In reflection, here’s some of the interesting things impacting SMSFs from 2011:

  • Total SMSFs grew by 7%*  to 450,498
  • Total assets grew by 3.4% to more than $397 billion; predominantly driven by an increase in cash held by SMSFs.  Property also grew in asset value for the year, however shares on the other hand, were the asset class hard hit due to the continued global financial problems.
  • Excess Contributions Tax continued to grow as a key industry issue, with an increased number of assessments by the ATO… and to think that the most recent published statistics showed that the ATO had only just started on the 2009-10 financial year, where the Labor Government halved the concessional contribution cap!!
  • We did however see some sort of olive branch by the Government, with a proposed ‘once-off’ refund of Excess Contributions Tax.  This was not retrospective though, taking effect for the 2011/12 financial years and onwards.
  • We continue to await details of the proposed concessional contribution cap extension for those 50 years of age and over with account balances of less the $500,000.  A budget commitment in 2010 and re-affirmed in 2011, we currently appear no closer to an outcome from Government to this administrative nightmare!!

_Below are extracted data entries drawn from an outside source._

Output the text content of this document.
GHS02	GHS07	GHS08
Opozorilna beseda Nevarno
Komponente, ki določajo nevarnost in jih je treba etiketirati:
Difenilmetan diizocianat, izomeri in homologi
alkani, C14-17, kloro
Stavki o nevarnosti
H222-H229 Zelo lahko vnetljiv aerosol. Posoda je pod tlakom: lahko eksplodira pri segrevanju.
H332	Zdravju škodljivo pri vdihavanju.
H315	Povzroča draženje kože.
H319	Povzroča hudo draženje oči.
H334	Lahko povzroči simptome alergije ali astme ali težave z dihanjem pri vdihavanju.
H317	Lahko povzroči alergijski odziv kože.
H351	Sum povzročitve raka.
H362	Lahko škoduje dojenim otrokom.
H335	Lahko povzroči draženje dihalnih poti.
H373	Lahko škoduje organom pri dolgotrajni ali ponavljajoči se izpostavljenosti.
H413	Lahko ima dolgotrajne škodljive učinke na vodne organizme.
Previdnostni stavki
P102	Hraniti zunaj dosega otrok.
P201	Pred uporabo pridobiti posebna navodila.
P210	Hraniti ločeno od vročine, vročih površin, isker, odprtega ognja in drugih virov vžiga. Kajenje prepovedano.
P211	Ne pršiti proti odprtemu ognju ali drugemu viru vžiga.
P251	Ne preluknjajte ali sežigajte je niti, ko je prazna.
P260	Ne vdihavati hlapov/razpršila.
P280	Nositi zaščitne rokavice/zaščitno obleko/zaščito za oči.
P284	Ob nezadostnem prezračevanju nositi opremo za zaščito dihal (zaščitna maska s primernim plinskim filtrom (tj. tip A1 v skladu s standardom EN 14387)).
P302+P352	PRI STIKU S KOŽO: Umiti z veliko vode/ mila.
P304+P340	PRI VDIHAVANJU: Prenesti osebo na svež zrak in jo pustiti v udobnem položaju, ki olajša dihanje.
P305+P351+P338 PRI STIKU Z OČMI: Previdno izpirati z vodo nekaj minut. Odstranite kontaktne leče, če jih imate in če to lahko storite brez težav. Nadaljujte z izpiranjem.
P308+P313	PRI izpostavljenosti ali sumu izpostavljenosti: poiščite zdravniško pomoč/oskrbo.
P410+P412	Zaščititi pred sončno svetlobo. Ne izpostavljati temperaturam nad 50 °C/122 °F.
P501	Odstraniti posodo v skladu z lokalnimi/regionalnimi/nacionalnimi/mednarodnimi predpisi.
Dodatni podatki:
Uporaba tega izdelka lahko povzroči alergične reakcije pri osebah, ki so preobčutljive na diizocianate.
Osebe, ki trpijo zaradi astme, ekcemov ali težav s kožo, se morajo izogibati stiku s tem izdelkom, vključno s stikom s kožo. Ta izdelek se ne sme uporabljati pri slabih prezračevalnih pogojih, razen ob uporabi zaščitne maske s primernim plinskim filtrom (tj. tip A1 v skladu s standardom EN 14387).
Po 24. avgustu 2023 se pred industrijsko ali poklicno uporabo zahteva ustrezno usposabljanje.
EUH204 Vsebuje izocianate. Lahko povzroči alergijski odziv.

  • The year also saw two important rulings issued, although the industry responses to these could not have been any further apart.  The views expressed by the Commissioner on key concepts of limited recourse borrowing arrangements were embraced by many who were pleased in the practical approach taken to the single acquirable asset definition and also the ability to make improvements to an asset using the SMSFs own resources.  The more controversial ruling issued in July 2011 was when a pension commenced and ceased.  Many of the views expressed by the Commissioner, whilst not necessarily having changed since a previous interpretation in 2004, were broadly criticised with their interpretation and also of the unintended consequences.  With all responses to the ruling also in the hands of Treasury to review, it is quite obvious that further action will be taken here ensure there is no ‘revenue leakage’ if the industry is found to be correct.
  • The year also saw the introduction of section 62A and SISR 13.18AA relating to collectables and personal use assets acquired from 1 July 2011.  These new rules implemented from the Stronger Super reforms intend to address the legitimacy of SMSFs acquiring these assets for investment purposes, rather than gaining a current day benefit (e.g. hanging a painting on your wall at home).
  • Streamlined TPD insurance tax deductions have also been introduced, distinguishing the level of deductibility based upon whether an insurance policy is classified as ‘any occupation’ or ‘own occupation’.
  • A range of ATO interpretive decisions impacting pension payments, death benefits with stepchildren, and assets acquired where a charge already exists.
* these figures were using Sept-10 to Sept-11 ATO statistics as these are the most recently published by the Regulator.
In my view, 2011 has been more talk than action…  I’m not suggesting that it’s necessarily been a bad thing; however it has been a year where the Future of Financial Advice and Stronger Super reforms have been heavily debated, with most of these reforms expected (but not yet assured) to take effect from 1 July 2012.  Add to these reforms, unresolved discussion papers on extended contribution caps, refund of excess contributions, amongst other things that reiterate my views on the year.
Many people in the financial services industry are already “reformed out” from 2011, however the real challenge lies ahead in 2012.